The great Maya city of Tikal transported zeolites for water filtration thousands of years before other cultures learned or adopted the idea, archaeologists have found. The filtration was probably much better than anything known to the Europeans who conquered the area 1,500 years later.
The Corriental reservoir was one of Tikal’s sources of drinking water. Dr Kenneth Tankersley of the University of Cincinnati found crystalline quartz and zeolite when digging at the reservoir. Neither are local to the area and would have had to be brought a long way by the standards of a people who had no beasts of burden.
No one would carry these materials so far without a good reason.
Tankersley observed the quartz/zeolite combination would have removed multiple pathogens from the water supply, including heavy metals, nitrogen-rich compounds, and bacteria. The last raises the tantalizing possibility the Maya had a germ theory of disease two millennia before Pasteur, but bacterial removal was more likely a beneficial side effect of efforts to remove other impurities. “This system would still be effective today and the Maya discovered it more than 2,000 years ago," Tankersley said in a statement.
The porous limestone on which Tikal sat, in what is now northern Guatemala, does not lend itself to wells for storing water during the dry season, so access to clean water would have been particularly essential.
In Scientific Reports, Tankersley proposes a source for the minerals and even explains how people might have come to recognize their value. A decade ago co-author Professor Nicholas Dunning reported volcanic rock known as tuff, rich in quartz and zeolite, in a scarp. “It was bleeding water at a good rate,” he said. “Workers refilled their water bottles with it. It was locally famous for how clean and sweet the water was."
The tuff deposit probably produced just as good water thousands of years ago, and some long-lost Maya scientists identified the ingredients that made it filter so effectively.

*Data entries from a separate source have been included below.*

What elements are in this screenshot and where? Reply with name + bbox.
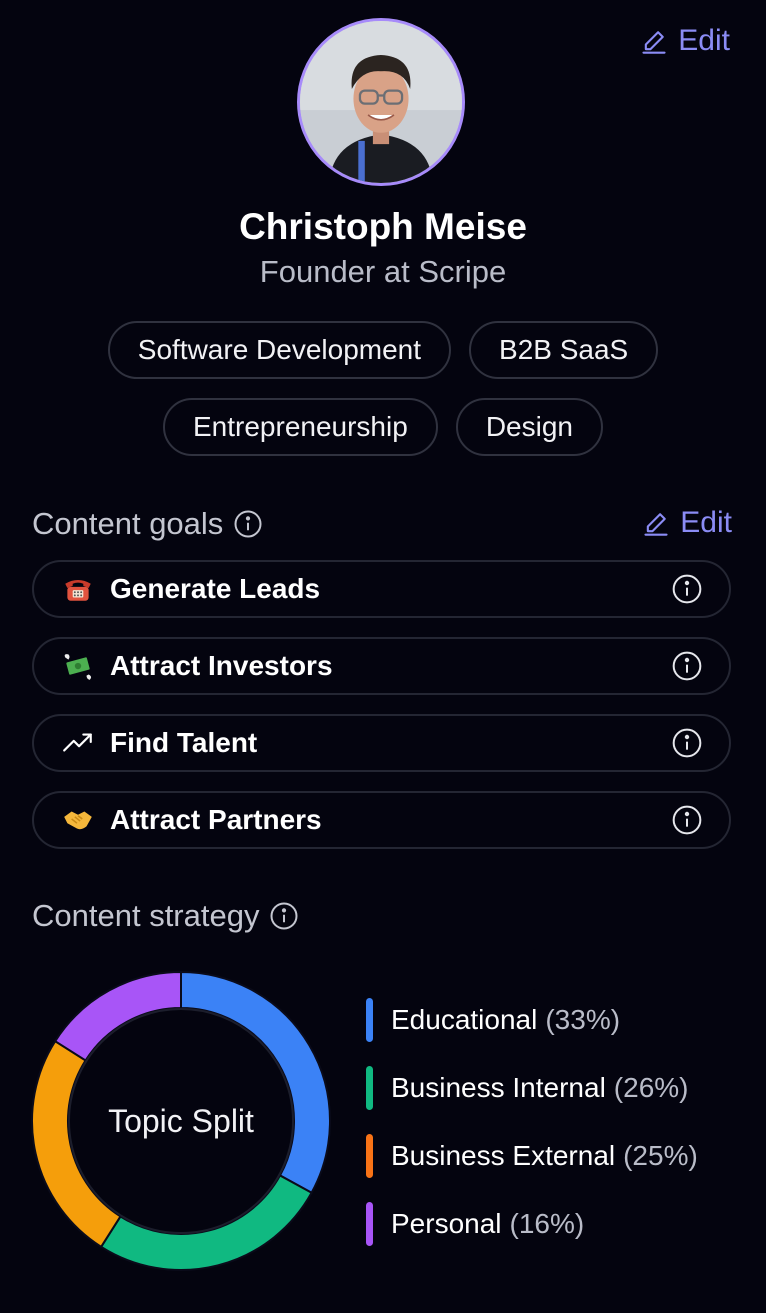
content-goals-title: Content goals: [32, 506, 224, 541]
chart-legend: Educational (33%) Business Internal (26%…: [366, 998, 698, 1270]
legend-item: Educational (33%): [366, 998, 698, 1042]
profile-name: Christoph Meise: [239, 206, 527, 247]
tag-software-development[interactable]: Software Development: [107, 321, 452, 379]
profile-photo: [300, 21, 462, 183]
content-goals-list: Generate Leads Attract Investors Find Ta…: [32, 560, 731, 868]
legend-item: Personal (16%): [366, 1202, 698, 1246]
legend-name: Business Internal: [391, 1072, 606, 1103]
edit-goals-label: Edit: [680, 506, 732, 539]
content-strategy-title: Content strategy: [32, 898, 260, 933]
info-icon[interactable]: [671, 573, 703, 605]
goal-label: Attract Investors: [110, 650, 333, 681]
goal-attract-investors[interactable]: Attract Investors: [32, 637, 731, 695]
tags-row: Software Development B2B SaaS: [0, 321, 766, 379]
tag-entrepreneurship[interactable]: Entrepreneurship: [163, 398, 438, 456]
legend-name: Educational: [391, 1004, 538, 1035]
profile-role: Founder at Scripe: [259, 254, 507, 289]
legend-name: Personal: [391, 1208, 502, 1239]
info-icon[interactable]: [233, 509, 263, 539]
legend-color-bar: [366, 998, 373, 1042]
edit-goals-link[interactable]: Edit: [642, 506, 732, 540]
info-icon[interactable]: [269, 901, 299, 931]
info-icon[interactable]: [671, 727, 703, 759]
goal-find-talent[interactable]: Find Talent: [32, 714, 731, 772]
legend-percentage: (25%): [623, 1140, 698, 1171]
tags-row: Entrepreneurship Design: [0, 398, 766, 456]
content-goals-heading: Content goals: [32, 506, 263, 542]
legend-color-bar: [366, 1134, 373, 1178]
goal-label: Generate Leads: [110, 573, 321, 604]
tag-design[interactable]: Design: [455, 398, 603, 456]
money-with-wings-icon: [60, 648, 96, 684]
legend-item: Business External (25%): [366, 1134, 698, 1178]
donut-hole: [68, 1008, 294, 1234]
info-icon[interactable]: [671, 650, 703, 682]
handshake-icon: [60, 802, 96, 838]
legend-name: Business External: [391, 1140, 616, 1171]
goal-label: Attract Partners: [110, 804, 322, 835]
legend-color-bar: [366, 1202, 373, 1246]
avatar: [297, 18, 465, 186]
legend-percentage: (33%): [545, 1004, 621, 1035]
tag-b2b-saas[interactable]: B2B SaaS: [469, 321, 659, 379]
goal-generate-leads[interactable]: Generate Leads: [32, 560, 731, 618]
info-icon[interactable]: [671, 804, 703, 836]
telephone-icon: [60, 571, 96, 607]
edit-profile-link[interactable]: Edit: [640, 24, 730, 58]
topic-split-donut-chart: [31, 970, 331, 1271]
legend-item: Business Internal (26%): [366, 1066, 698, 1110]
goal-attract-partners[interactable]: Attract Partners: [32, 791, 731, 849]
content-strategy-heading: Content strategy: [32, 898, 299, 934]
goal-label: Find Talent: [110, 727, 258, 758]
trending-up-icon: [60, 725, 96, 761]
legend-percentage: (26%): [613, 1072, 689, 1103]
pencil-icon: [642, 31, 666, 54]
legend-color-bar: [366, 1066, 373, 1110]
edit-profile-label: Edit: [678, 24, 730, 57]
legend-percentage: (16%): [509, 1208, 585, 1239]
pencil-icon: [644, 513, 668, 536]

The minerals at Dunning’s site match those at Corriental, but nothing similar was found at other Tikal sites, including two other reservoirs the team excavated, indicating it was mined and transported the 30 kilometers (18 miles) to the city. That may seem a short distance today but was back then a long trek.
The minerals first appear at the reservoir around 2,200 years ago, and were replenished after flash floods until the city was abandoned more than 1,000 years later. Even older water filtration systems have been found in Egypt, South Asia and Greece, but Tikal’s version was probably superior. Zeolite is used to purify water today because its pores are well sized to filter out microbes such as cyanobacteria, and its ions bind to heavy metals.
The Aztecs and Incas transported water to their cities from clean springs, but the landscape in which many Maya lived made this unviable. Instead, the Maya built thousands of reservoirs – Tikal alone had five – only a few of which have been excavated. Consequently, we do not know how widespread zeolite use was.
The volcanoes of the region gave the Maya these minerals, but they also left high concentrations of mercury in the area. Human and natural activity washed this into water supplies, where it polluted Tikal’s other reservoirs and may have contributed to the city's collapse, the team previously showed, while the zeolites gave Corriental protection.